Мистер Хэнкок покорно надевает шляпу и плащ. Потом неловко роется в кармане и достает банкноту – своего рода символ нынешнего его общественного статуса.
– Куда мне это положить? – спрашивает он.
– Обратно в карман, сэр.
– Но…
– Я ничего от вас не требовала.
– Да, конечно.
На самом деле мистер Хэнкок и не ожидал, что Анжелика возьмет с него плату: но если теперь он достиг такого положения, что может посетить и развлечь беседой знаменитую на весь город куртизанку, значит он должен и показать, что в состоянии себе это позволить.
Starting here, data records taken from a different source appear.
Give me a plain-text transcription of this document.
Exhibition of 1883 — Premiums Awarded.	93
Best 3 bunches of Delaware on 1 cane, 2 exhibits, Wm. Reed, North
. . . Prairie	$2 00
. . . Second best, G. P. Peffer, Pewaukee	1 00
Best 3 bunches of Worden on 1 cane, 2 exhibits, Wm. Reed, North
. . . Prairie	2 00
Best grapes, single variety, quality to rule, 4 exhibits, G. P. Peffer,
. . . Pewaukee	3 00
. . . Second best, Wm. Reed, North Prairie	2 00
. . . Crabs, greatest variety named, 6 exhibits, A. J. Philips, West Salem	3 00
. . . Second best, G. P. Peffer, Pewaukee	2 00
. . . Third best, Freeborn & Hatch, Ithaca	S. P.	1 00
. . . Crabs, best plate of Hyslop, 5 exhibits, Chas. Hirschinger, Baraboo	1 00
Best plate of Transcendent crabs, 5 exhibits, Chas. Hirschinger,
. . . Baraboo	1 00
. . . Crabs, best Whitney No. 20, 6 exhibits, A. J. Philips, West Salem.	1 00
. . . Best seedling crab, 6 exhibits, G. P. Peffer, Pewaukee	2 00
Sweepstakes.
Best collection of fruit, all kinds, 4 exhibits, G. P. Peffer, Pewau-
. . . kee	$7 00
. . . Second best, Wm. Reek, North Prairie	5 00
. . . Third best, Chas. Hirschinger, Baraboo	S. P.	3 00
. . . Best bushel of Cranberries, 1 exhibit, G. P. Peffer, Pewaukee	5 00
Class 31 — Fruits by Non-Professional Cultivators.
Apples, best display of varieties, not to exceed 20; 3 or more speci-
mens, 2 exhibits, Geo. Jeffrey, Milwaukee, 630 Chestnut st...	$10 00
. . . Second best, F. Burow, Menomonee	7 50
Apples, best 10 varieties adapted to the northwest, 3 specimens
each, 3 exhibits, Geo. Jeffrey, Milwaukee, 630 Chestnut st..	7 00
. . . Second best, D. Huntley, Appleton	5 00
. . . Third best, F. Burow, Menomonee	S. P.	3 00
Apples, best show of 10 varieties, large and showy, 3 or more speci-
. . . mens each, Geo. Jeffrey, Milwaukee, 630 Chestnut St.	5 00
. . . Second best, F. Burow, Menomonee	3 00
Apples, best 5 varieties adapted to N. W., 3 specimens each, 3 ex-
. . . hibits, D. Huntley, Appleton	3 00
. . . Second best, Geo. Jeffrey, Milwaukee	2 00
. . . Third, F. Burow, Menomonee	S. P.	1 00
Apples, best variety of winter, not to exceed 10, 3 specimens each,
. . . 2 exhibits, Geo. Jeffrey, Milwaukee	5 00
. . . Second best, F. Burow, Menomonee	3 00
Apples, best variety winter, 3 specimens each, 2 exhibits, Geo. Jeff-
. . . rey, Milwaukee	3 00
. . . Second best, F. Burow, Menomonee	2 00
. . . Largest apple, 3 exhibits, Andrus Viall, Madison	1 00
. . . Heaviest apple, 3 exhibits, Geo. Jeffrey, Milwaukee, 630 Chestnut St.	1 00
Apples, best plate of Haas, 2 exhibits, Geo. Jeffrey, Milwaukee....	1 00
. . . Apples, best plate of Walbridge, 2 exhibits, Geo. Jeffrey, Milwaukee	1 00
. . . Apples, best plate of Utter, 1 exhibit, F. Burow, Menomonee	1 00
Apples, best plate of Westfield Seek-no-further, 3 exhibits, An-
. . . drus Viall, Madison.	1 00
– Просто подарок, – говорит он.
– Нет, не надо. – Несколько мгновений они молча стоят друг напротив друга. Глаза Анжелики потуплены, уголки рта опущены. – Я не требую вознаграждения за каждую обычную встречу.
– Позвольте мне… – Он берет ее руку. – Я предлагаю вам самую теплую дружбу.
Анжелика вздыхает:
– Даже самая теплая дружба подразумевает какие-то условия. – Однако, пожимая пальцы мистера Хэнкока, она светлеет лицом и говорит: – Вы можете навестить меня еще как-нибудь. Я буду рада.